Microbubble Shell Stiffness Engineering Enhances Ultrasound Imaging, Drug Delivery, and Sonoporation

Microbubbles (MB) are widely used as contrast agents for ultrasound (US) imaging and US-enhanced drug delivery. While the majority of studies utilize commercial MB formulations, increasing experimental evidence indicates that distinct MB features critically determine their diagnostic and therapeutic performance. Here, it is shown that shell stiffness engineering of poly(alkyl cyanoacrylate) (PACA) MB, via introducing monomers with varying alkyl chain lengths and glass transition temperatures, preserves a narrow size distribution ≈2-3 µm, while enhancing MB drug loading, in vitro sonoporation capability, and in vitro and in vivo acoustic responses.

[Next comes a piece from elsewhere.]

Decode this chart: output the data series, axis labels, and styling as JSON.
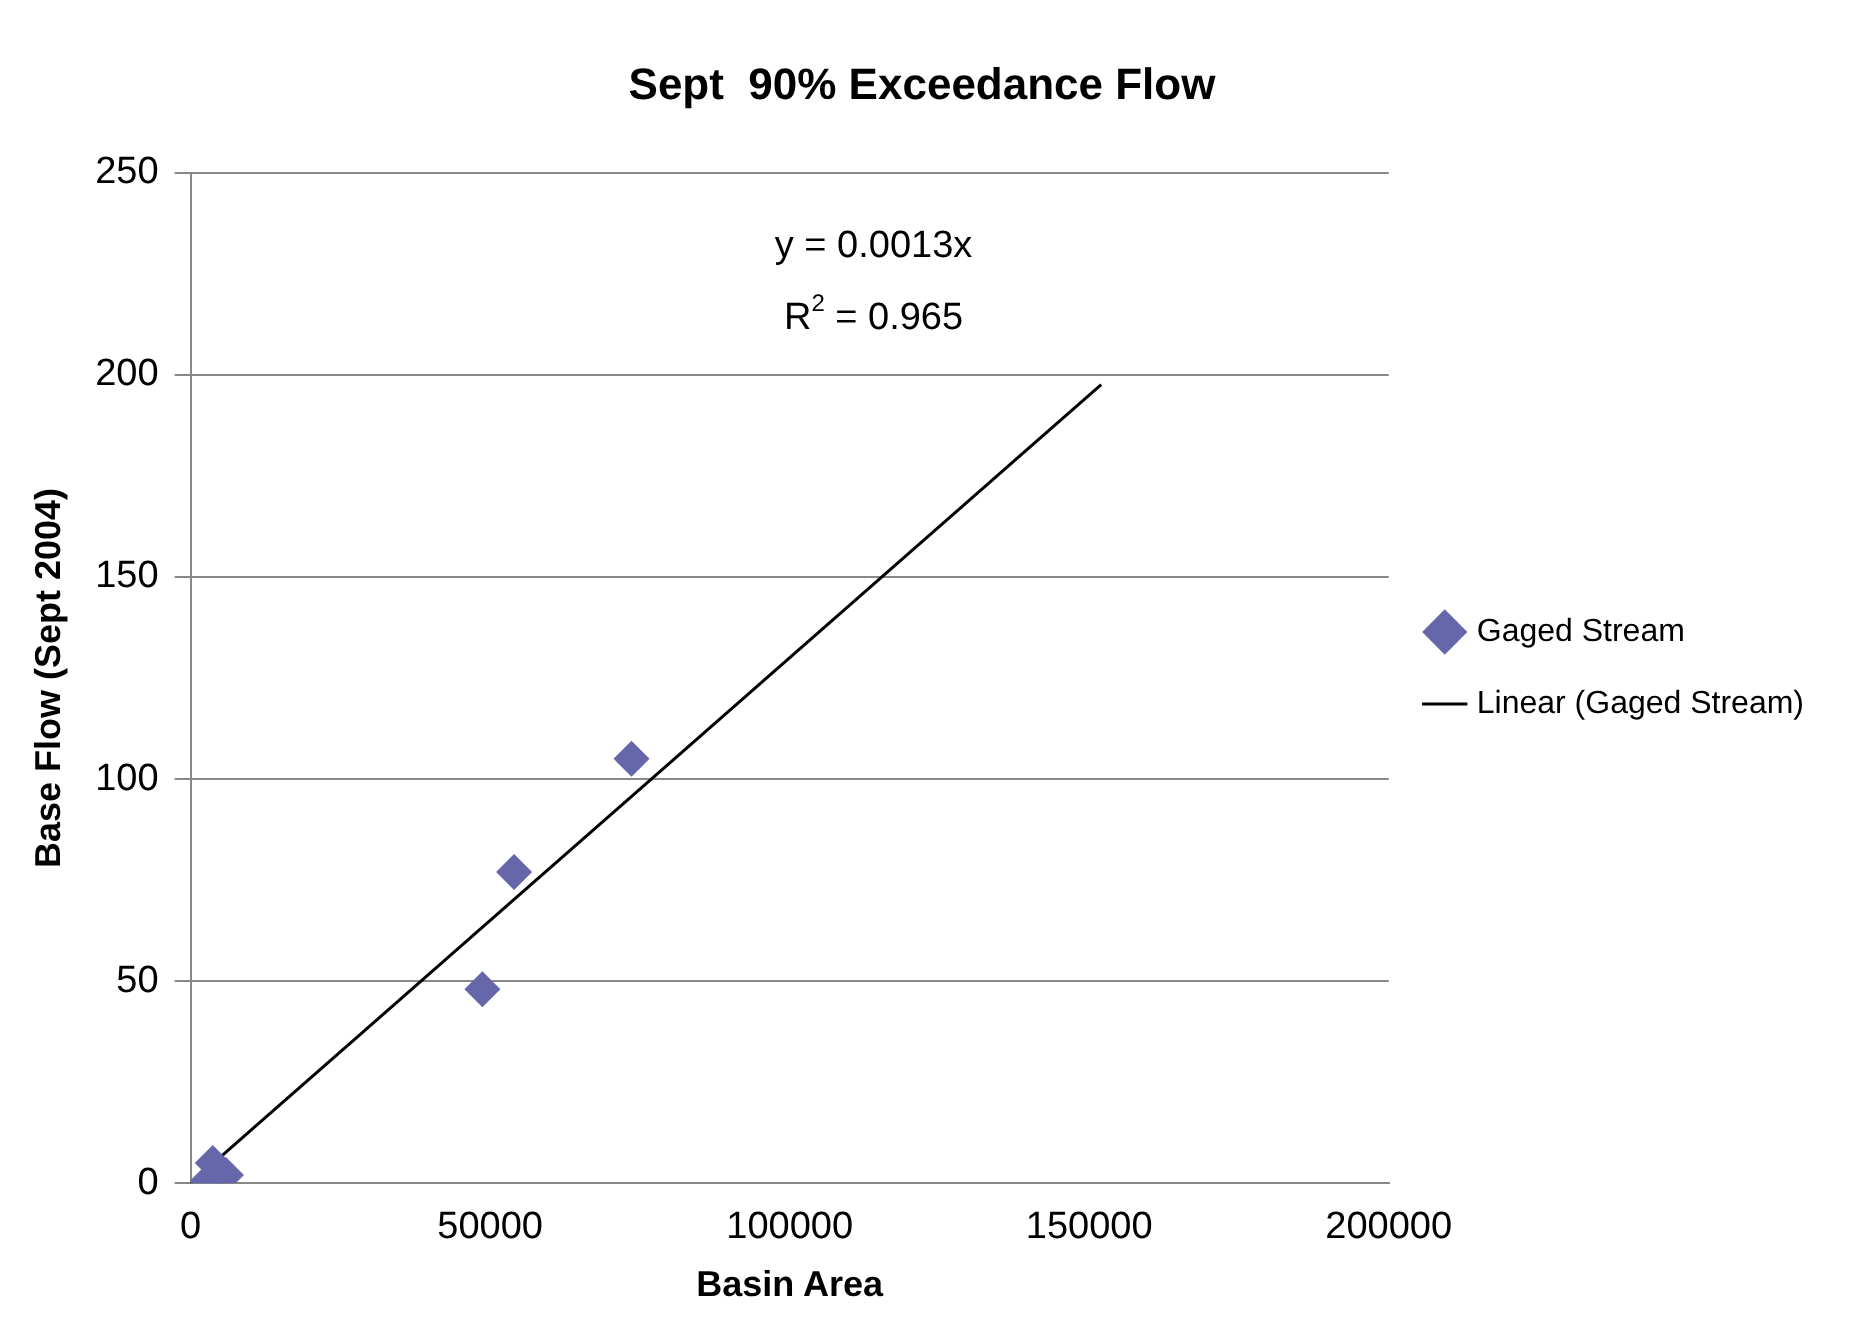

All-atom molecular dynamics simulations and spectroscopic experiments demonstrate that MB shell engineering increases drug diffusion rates in the shell, maximizing the loading capacity of the formulations. Atomic force microscopy demonstrates that the stiffness of the MB shell can be tailored by more than ten-fold, boosting sonoporation and imaging performance. Altogether, the work provides new insights into the control of polymeric MB structure and performance via dedicated shell engineering, promoting applications in US imaging and therapy.